Vert soleil
De toutes les couleurs, il se pourrait que le vert fût la plus mystérieuse
en même temps que la plus apaisante
Jaccottet, Cahiers de verdure, ‘Blason vert et blanc’
Les avant-soirées d’été font chanter les prés et leurs lisières de fougères. La qualité de leur vert lumineux, à ce moment précis et fugace de la journée, fait entendre qu’il s’agit là d’une couleur profonde, essentielle, et non point d’une parure de surface.
C’est un rayonnement qui sourd du cœur même de l’herbe et des feuilles. Il est d’une intensité extrême, et reste cependant doux, apaisant. Les prés, illuminés par le soleil déclinant (mais pas encore rasant, encore moins couchant), absorbent l’énergie de la lumière – énergie de feu ; ils l’assimilent, s’en nourrissent, la mêlent à l’énergie du bois, de l’eau, de la terre, puis la restituent, apaisée, vivifiante, en une réflexion verdoyante qui inonde les fins d’après-midi et qui me semble être l’acmé d’une belle journée d’été.
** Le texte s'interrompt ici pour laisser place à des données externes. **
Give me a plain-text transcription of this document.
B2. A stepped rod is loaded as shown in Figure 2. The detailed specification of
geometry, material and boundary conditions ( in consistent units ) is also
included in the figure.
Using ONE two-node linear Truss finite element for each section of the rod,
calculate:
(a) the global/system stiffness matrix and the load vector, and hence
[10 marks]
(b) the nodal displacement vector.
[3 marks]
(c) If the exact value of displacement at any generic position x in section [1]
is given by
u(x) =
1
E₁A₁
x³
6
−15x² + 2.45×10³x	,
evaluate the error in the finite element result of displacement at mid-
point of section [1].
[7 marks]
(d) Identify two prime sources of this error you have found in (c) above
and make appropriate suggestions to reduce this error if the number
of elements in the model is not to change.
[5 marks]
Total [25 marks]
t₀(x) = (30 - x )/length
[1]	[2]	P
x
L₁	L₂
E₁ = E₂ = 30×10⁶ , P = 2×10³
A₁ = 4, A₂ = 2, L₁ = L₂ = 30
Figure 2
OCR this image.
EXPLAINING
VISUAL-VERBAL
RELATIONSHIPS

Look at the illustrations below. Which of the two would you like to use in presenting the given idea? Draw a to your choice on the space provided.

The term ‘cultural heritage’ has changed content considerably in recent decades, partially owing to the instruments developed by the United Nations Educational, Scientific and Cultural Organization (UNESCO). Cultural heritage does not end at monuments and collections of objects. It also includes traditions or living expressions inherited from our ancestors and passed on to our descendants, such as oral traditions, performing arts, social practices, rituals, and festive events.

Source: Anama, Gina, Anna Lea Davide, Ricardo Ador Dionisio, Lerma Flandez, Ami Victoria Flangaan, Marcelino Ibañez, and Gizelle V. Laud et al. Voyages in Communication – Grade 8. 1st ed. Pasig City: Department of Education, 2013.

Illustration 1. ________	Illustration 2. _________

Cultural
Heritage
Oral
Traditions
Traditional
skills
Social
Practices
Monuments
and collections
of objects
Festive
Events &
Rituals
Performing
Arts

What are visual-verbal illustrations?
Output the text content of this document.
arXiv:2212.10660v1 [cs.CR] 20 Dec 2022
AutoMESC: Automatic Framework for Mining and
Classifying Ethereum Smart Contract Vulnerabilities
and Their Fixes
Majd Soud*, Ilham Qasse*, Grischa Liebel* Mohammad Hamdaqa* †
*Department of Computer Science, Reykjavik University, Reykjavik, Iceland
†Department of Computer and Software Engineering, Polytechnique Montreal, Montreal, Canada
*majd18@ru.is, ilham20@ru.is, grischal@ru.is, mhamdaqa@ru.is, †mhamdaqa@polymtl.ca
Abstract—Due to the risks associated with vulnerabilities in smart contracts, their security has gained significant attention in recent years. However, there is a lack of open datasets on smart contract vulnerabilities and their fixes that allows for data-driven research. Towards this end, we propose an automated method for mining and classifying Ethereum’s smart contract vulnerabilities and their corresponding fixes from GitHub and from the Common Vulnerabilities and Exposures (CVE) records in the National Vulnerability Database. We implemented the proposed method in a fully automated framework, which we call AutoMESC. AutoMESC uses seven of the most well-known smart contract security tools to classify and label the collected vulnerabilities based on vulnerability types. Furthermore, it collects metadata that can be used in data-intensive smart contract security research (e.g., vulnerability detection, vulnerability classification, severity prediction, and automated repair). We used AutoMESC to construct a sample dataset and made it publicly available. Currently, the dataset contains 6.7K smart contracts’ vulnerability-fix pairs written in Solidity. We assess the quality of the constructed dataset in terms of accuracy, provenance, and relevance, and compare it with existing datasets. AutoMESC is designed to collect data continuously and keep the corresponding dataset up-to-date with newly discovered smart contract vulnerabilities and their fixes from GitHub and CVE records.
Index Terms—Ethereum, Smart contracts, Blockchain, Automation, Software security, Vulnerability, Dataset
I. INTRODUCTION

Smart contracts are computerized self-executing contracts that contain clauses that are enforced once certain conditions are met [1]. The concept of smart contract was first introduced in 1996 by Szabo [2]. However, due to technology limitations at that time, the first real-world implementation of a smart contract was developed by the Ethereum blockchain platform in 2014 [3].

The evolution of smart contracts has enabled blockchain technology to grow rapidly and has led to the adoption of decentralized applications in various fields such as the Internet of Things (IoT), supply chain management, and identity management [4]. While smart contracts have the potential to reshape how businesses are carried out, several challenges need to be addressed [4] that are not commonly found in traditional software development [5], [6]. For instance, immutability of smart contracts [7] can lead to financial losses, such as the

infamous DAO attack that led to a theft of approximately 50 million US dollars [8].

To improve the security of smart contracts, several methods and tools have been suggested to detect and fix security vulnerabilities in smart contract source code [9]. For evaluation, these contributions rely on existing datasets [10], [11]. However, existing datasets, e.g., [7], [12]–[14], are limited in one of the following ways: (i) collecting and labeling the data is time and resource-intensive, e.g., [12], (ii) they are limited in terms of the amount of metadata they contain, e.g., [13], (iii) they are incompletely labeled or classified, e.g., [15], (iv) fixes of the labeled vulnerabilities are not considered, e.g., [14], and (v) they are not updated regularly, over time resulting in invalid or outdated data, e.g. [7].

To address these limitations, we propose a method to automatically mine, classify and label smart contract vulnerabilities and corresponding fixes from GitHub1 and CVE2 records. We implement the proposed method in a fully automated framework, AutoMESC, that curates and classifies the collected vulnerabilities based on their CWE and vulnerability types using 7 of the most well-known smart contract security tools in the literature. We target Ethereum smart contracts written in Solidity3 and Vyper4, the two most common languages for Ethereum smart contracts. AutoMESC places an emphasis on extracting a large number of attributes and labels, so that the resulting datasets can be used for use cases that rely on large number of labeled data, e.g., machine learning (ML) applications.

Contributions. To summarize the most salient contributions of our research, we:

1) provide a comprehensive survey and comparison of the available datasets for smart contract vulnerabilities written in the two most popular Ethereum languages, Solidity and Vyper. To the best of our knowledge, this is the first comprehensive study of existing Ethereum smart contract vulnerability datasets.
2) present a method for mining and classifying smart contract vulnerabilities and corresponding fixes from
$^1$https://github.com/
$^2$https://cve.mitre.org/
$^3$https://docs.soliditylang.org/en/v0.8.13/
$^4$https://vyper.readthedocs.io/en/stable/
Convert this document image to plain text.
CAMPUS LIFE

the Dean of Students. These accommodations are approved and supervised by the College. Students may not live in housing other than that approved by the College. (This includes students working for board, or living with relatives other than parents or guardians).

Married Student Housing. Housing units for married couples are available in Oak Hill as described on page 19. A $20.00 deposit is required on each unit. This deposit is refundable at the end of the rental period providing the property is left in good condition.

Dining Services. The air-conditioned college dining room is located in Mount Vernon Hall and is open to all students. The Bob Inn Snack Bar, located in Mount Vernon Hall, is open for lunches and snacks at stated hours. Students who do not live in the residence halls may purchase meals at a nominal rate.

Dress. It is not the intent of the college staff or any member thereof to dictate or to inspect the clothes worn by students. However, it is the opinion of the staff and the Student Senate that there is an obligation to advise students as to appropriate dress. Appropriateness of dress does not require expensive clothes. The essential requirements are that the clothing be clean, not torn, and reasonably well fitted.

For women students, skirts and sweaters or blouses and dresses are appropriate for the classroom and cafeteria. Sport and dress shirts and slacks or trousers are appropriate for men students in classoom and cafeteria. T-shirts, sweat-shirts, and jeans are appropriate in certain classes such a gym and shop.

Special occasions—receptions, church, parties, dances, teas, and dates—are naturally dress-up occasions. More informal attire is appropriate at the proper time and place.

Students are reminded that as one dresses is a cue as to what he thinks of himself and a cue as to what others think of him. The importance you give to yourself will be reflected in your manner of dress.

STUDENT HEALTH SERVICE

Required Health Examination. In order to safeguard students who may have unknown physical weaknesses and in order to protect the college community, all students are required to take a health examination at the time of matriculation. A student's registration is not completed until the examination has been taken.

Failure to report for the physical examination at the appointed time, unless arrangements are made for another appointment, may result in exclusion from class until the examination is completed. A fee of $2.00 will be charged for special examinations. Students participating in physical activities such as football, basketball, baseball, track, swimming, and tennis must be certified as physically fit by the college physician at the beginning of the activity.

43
Et le corps, et les yeux, qui ont souffert de la méridienne incandescence, se laissent glisser dans ce bain réparateur de douce luminosité, s’y détendent, s’y lovent, s’y régénèrent.
Fragile instant de plénitude, durée suspendue où le mystère – celui d’une possible éternité ? – se glisse dans l’éphémère d’une verte lumière.